Prisé pour des pratiques mystiques
Ce cas n’est pas unique. Dans plusieurs régions de Côte d’Ivoire, « cet organe est utilisé pour faire des philtres d’amour, avoir de l’argent ou accéder à de hautes fonctions politiques », rapporte Labe Gneble, directeur de l’Organisation nationale pour l’enfant, la femme et la famille (Onef). Sur le marché clandestin, son prix peut dépasser le salaire minimum (75.000 francs CFA, 114 euros).
A Touba, « on entend que c’est très prisé pour des pratiques mystiques », confirme le lieutenant de police N’Guessan Yosso. Les origines de ce commerce illégal sont obscures, et son ampleur, difficile à estimer.
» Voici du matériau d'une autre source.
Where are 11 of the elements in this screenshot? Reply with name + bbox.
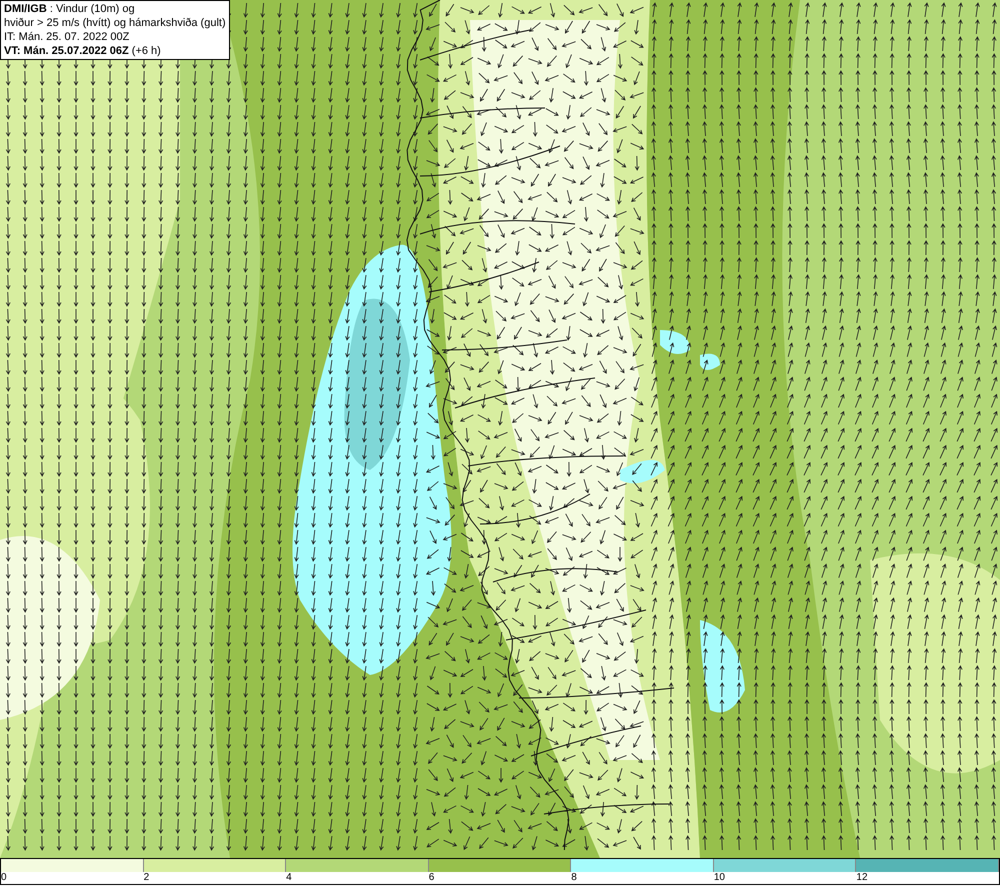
title-text: IT: Mán. 25. 07. 2022 00Z	[4, 30, 130, 44]
legend-tick-label: 2	[144, 872, 150, 884]
legend-tick-label: 4	[286, 872, 292, 884]
legend-tick-label: 8	[571, 872, 577, 884]
title-text: VT: Mán. 25.07.2022 06Z (+6 h)	[4, 44, 162, 58]
legend-tick-label: 6	[428, 872, 434, 884]
legend-tick-label: 0	[1, 872, 7, 884]
legend-tick-label: 12	[856, 872, 868, 884]
legend-tick-label: 10	[714, 872, 725, 884]
title-text: hviður > 25 m/s (hvítt) og hámarkshviða (gult)	[4, 16, 226, 30]
title-text: DMI/IGB : Vindur (10m) og	[4, 2, 136, 16]
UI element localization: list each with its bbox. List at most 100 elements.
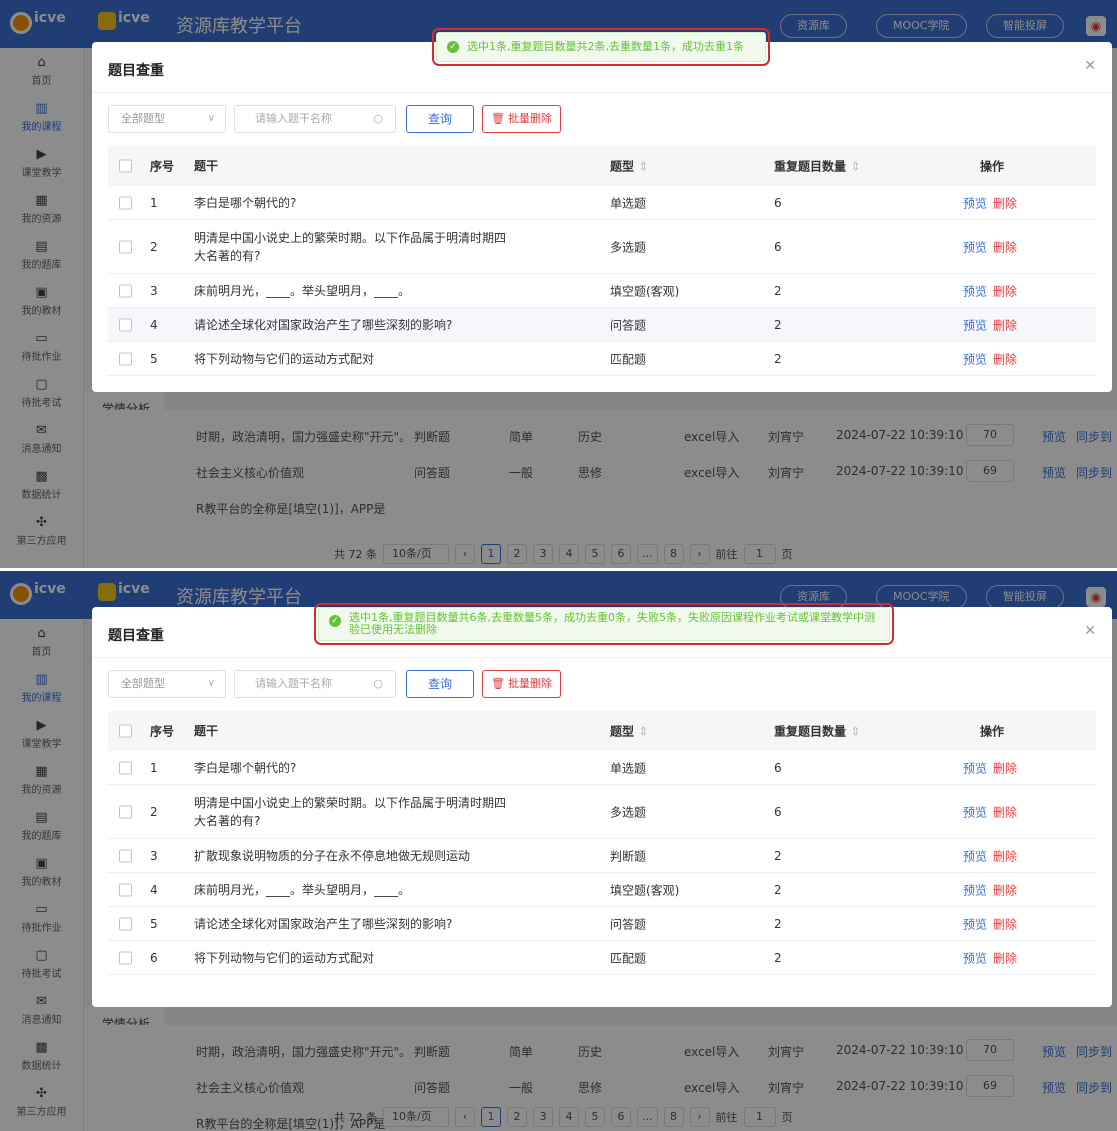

Mais les acteurs locaux en sont convaincus, il constitue un des obstacles à la lutte contre l’excision, interdite depuis 1998 en Côte d’Ivoire.
« Pilé avec des cailloux »
Cette mutilation génitale, le plus souvent pratiquée entre l’enfance et l’adolescence, peut être considérée par les familles comme un rite de passage à l’âge adulte ou un moyen de réprimer la sexualité d’une fille, explique l’Unicef.
Perpétuée depuis des siècles par différentes religions en Afrique de l’Ouest, elle constitue une violation des droits fondamentaux selon l’Unicef. En plus de la douleur physique et psychologique, ses conséquences sont graves, voire mortelles : stérilité, complications en couches, infections, saignements…
« Quand elles coupent le clitoris », les exciseuses « le font d’abord sécher pendant un mois ou deux » puis elles le « pilent avec des cailloux », décrit Moussa Diallo. Le résultat est une « poudre noire » qu’elles mélangent parfois à « des feuilles, des racines, des écorces » ou « du beurre de karité ».
Elles peuvent la vendre environ « 100.000 francs CFA (152 euros) si la fille est vierge », « 65.000 francs CFA (99 euros) si elle a déjà eu des enfants » ou la troquer contre des services, poursuit Moussa Diallo.
Trafic d’organes
Au regard du droit ivoirien, le commerce du gland de clitoris est « un trafic d’organes » et un « recel » punissable, comme l’excision, de plusieurs années de prison et d’amendes, souligne l’avocate Me Marie Laurence Didier Zézé.
La préfecture de Police basée à Odienné, qui couvre cinq régions du nord-ouest ivoirien, indique n’avoir jamais poursuivi personne pour un tel trafic. « Les gens ne donnent pas d’informations sur les choses sacrées », déplore le lieutenant N’Guessan Yosso. Selon des habitants interrogés à Touba, les exciseuses, considérées comme prisonnières d’esprits maléfiques, sont craintes et respectées.
« Le mystique y a une dimension centrale dans la vie quotidienne »
Dans le district du Denguélé, dont fait partie Odienné, des agriculteurs « achètent des clitoris. Ils mélangent la poudre avec les semences pour améliorer la production de leurs champs », détaille Nouho Konaté membre de la fondation Djigui qui récolte des informations depuis seize ans sur l’excision. Plus au sud, dans le centre ouest, des femmes utilisent des clitoris réduits en poudre comme aphrodisiaque, espérant par exemple empêcher leur mari d’être infidèle, explique la docteure en criminologie Safie Roseline N’da.
Ce n’est pas la seule pratique occulte liée à l’utilisation d’une partie du corps dans le pays, selon Me Didier Zézé. « Le mystique y a une dimension centrale dans la vie quotidienne, il touche toutes les sphères de la vie sociale, professionnelle, amoureuse, familiale », note l’anthropologue canadien notamment spécialiste des pratiques occultes en Côte d’Ivoire Boris Koenig, sans que cela ne soit généralement « illicite » ajoute-t-il.
Une femme sur cinq mutilée
Ce commerce est « une des raisons de la survivance des mutilations génitales féminines » en Côte d’Ivoire, dénonce la fondation Djigui comme l’Onef, ONG de lutte pour l’amélioration des conditions de vie des femmes depuis les années 1990.
Le taux de prévalence de l’excision a baissé dans le pays depuis son interdiction et reste en deçà de la moyenne ouest-africaine (28 %), selon l’OCDE (Organisation de coopération et de développement économiques). Mais une Ivoirienne sur cinq affirme encore avoir subi des mutilations génitales et dans certaines régions du nord, le taux peut dépasser 50 %.
* La personne souhaite garder l’annonymat.